TELECOM Digest OnLine - Sorted: Re: Telemarketing?

Re: Telemarketing?

Choreboy (
Sun, 20 Feb 2005 01:10:07 -0500

Choreboy wrote:

> Yesterday an unknown woman phoned my aunt's house and asked to have her
> call a toll-free number about her order.

> When my aunt called, the greeting was "Marlboro Company." The woman
> asked my aunt her name, phone number, and date of birth. Then she
> asked if she smoked or had ever smoked. Then, without ever mentioning
> an address or what had been ordered, she said my aunt must have been
> the wrong person.

> If they'd thought my aunt had ordered something, wouldn't they have
> refreshed her memory? What was the point of the call?

> Choreboy

> [TELECOM Digest Editor's Note: Are you certain your aunt did not
> misdial when calling back? What you described sounds like a technique
> used by bill collectors/skip tracers trying to verify a phone number
> with a given name/address. Telemarketers on the other hand usually
> just make their pitch without taking a risk that the potential customer
> will neglect to return the call. And, bill collectors/skip tracers
> depend heavily on the ANI which an 800 number invariably produces for
> them. I do not think the Marlboro people told your aunt she 'must have
> been the wrong person'; but rather, that she had reached the wrong
> person, i.e. misdialed on her call back. She probably misdialed and
> got on a telemarketer's (for Marlboro) incoming line. PAT]

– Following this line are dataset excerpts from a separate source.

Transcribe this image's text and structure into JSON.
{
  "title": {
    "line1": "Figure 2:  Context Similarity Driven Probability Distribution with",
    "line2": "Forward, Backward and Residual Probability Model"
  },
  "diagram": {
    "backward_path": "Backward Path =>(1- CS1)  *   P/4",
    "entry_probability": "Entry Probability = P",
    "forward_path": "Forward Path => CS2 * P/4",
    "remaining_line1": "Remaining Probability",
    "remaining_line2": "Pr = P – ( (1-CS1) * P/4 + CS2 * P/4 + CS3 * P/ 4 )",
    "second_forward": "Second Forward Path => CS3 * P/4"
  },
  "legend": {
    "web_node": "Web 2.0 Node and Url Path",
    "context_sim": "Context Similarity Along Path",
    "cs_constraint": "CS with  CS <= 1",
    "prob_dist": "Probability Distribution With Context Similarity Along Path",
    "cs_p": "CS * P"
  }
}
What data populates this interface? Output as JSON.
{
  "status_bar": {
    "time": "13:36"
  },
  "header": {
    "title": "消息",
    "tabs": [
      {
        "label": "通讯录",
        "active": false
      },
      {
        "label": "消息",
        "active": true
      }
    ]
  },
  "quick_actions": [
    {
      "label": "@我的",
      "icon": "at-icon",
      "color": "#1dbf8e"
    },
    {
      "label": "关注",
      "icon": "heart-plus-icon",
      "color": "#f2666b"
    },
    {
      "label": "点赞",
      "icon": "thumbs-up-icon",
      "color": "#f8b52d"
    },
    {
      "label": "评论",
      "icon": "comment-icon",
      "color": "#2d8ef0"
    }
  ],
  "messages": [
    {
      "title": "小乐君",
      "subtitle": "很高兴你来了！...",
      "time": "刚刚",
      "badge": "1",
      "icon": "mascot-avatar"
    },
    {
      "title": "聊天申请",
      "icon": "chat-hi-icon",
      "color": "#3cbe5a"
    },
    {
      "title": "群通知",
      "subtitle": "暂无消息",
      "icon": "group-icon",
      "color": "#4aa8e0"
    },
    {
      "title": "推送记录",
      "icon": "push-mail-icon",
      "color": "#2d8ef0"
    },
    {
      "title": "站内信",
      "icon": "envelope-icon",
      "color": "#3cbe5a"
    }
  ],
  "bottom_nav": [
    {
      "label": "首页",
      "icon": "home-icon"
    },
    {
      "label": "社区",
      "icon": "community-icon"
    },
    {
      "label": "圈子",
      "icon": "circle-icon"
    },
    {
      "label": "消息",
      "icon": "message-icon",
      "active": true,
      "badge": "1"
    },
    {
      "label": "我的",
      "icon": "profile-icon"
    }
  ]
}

"Marlboro" ended up saying they were looking for somebody else with my
aunt's name. So "Marlboro" knew what it was about.

If the first call were on the level I would have expected the caller
to name the company. Wouldn't a customer be more likely to return a
call if she recognized the name?

When you order something, you give your address, at least your billing
address. Nobody else with my aunt's name lives in her city. I don't
think there was any mixup.

You don't normally give your date of birth when you order something.
If it were about an order, "Marlboro" would have asked my aunt's
address, not her date of birth.

A person's smoking history wouldn't show whether she had ordered
something even if the item were cigarettes. These questions sound
like a smoke screen to make my aunt think she had called the cigarette

Did scammers get my aunt's date of birth? Would that be useful?